Solving Eskom’s coal conundrum

[miningmx.com] — ESKOM is facing decision-making problems similar to those in the period 1998 to 2001 when its failure to start building new power stations caused the 2008 outage crisis.

Announcing that South Africa is once again facing a squeeze on power supply, the utility this time wants the country to know about its problem so that decision-makers realise the gravity of the situation in good time.

Over the past week sources at Eskom’s highest levels have made it clear that the country is facing a second crisis unless important policy decisions are taken now.

Whatever these decisions may be, they are certain to mean further power price hikes.

Eskom has calculated that about R110bn needs to be invested in new coal mines and conveyor belts over the next 10 years.

The mining industry will have to finance these investments, but the problem is how to create a business environment that makes them sufficiently attractive.

Unless policy decisions are speedily taken to address the issue, Eskom is facing coal shortages.

Last week a top official at Eskom said that, from Eskom’s perspective, it seemed inevitable that consumers would pay a higher price for electricity, one that was linked to the price of coal on world markets – unless a new approach was adopted.

According to Eskom’s previous long-term plans, existing coal mines in Mpumalanga would have been adequate to provide for the remaining lifetimes of the existing fleet of power stations.

Whatever these decisions may be, they are certain to mean further power price hikes.

But the electricity shortage has obliged some of the power stations’ normal 50-year lifespans to be extended to 60 years. That, and delays in building new coal mines, point to a shortfall of 1,500 million tonnes of coal over the next 28 years.

Expected exports of Eskom-grade coal will over this period add a deficit of another 520 million tonnes.

These coal exports are anticipated because new power stations in India – to be commissioned over the next five years – require coal that is “right in the middle” of the quality category Eskom’s power stations use.

Previously only higher-grade coal was exported.

Over the past two years a new coal category, RB3, has been developed that complies with Indian quality requirements – and which is exported through the Richards Bay Coal Terminal.

Pricewise, South Africa is now competing directly with global markets, said a senior official at Eskom’s coal division.

This creates expectations on the part of coal producers that they will in time be able to export coal at prices many times higher than that at which they deliver to Eskom.

Eskom has seen postponement of various projects that should have been started already because the owners of those resources are uncertain about the future market, said the official.

At the McCloskey coal conference in Cape Town on Wednesday morning, Eskom business executive Dan Marokane said that the current pricing model did nothing to encourage mining companies to invest in coal.

He made a plea to those attending the conference for a new pricing model that distributed the risks more evenly between mining companies and Eskom.

He said that the country’s coal resources needed further development.

Exports of coal should also be supported and developed, as long as provision was first made for domestic requirements.

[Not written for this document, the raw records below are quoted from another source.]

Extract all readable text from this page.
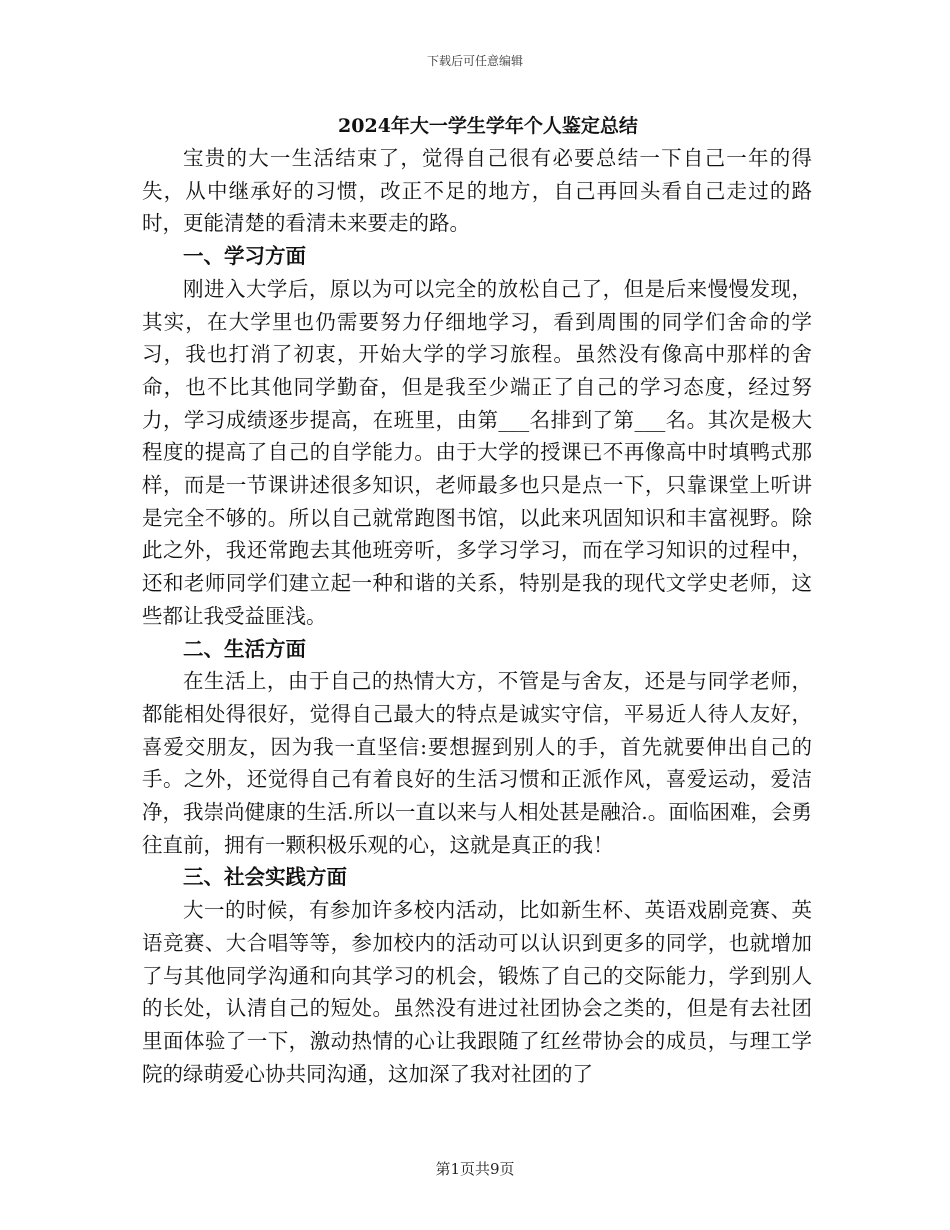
下载后可任意编辑
2024年大一学生学年个人鉴定总结

宝贵的大一生活结束了，觉得自己很有必要总结一下自己一年的得失，从中继承好的习惯，改正不足的地方，自己再回头看自己走过的路时，更能清楚的看清未来要走的路。

一、学习方面

刚进入大学后，原以为可以完全的放松自己了，但是后来慢慢发现，其实，在大学里也仍需要努力仔细地学习，看到周围的同学们舍命的学习，我也打消了初衷，开始大学的学习旅程。虽然没有像高中那样的舍命，也不比其他同学勤奋，但是我至少端正了自己的学习态度，经过努力，学习成绩逐步提高，在班里，由第___名排到了第___名。其次是极大程度的提高了自己的自学能力。由于大学的授课已不再像高中时填鸭式那样，而是一节课讲述很多知识，老师最多也只是点一下，只靠课堂上听讲是完全不够的。所以自己就常跑图书馆，以此来巩固知识和丰富视野。除此之外，我还常跑去其他班旁听，多学习学习，而在学习知识的过程中，还和老师同学们建立起一种和谐的关系，特别是我的现代文学史老师，这些都让我受益匪浅。

二、生活方面

在生活上，由于自己的热情大方，不管是与舍友，还是与同学老师，都能相处得很好，觉得自己最大的特点是诚实守信，平易近人待人友好，喜爱交朋友，因为我一直坚信:要想握到别人的手，首先就要伸出自己的手。之外，还觉得自己有着良好的生活习惯和正派作风，喜爱运动，爱洁净，我崇尚健康的生活.所以一直以来与人相处甚是融洽.。面临困难，会勇往直前，拥有一颗积极乐观的心，这就是真正的我！

三、社会实践方面

大一的时候，有参加许多校内活动，比如新生杯、英语戏剧竞赛、英语竞赛、大合唱等等，参加校内的活动可以认识到更多的同学，也就增加了与其他同学沟通和向其学习的机会，锻炼了自己的交际能力，学到别人的长处，认清自己的短处。虽然没有进过社团协会之类的，但是有去社团里面体验了一下，激动热情的心让我跟随了红丝带协会的成员，与理工学院的绿萌爱心协共同沟通，这加深了我对社团的了

第1页共9页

Domestic prices should however ensure more efficient costs and a fair return for the mine operator, rather than be linked to market prices or global prices. Yields should also encourage continued investment in coal mines.

In other words, mining companies should receive a fair return for their capital and skills, he said.

“Mechanisms’ ensuring that the country’s domestic coal requirements were satisfied needed to be created.

These could include quotas or licences for exporters, limits on exporting RB3 coal, and greater powers enabling the minister to intervene in the interest of domestic energy security, said Marokane.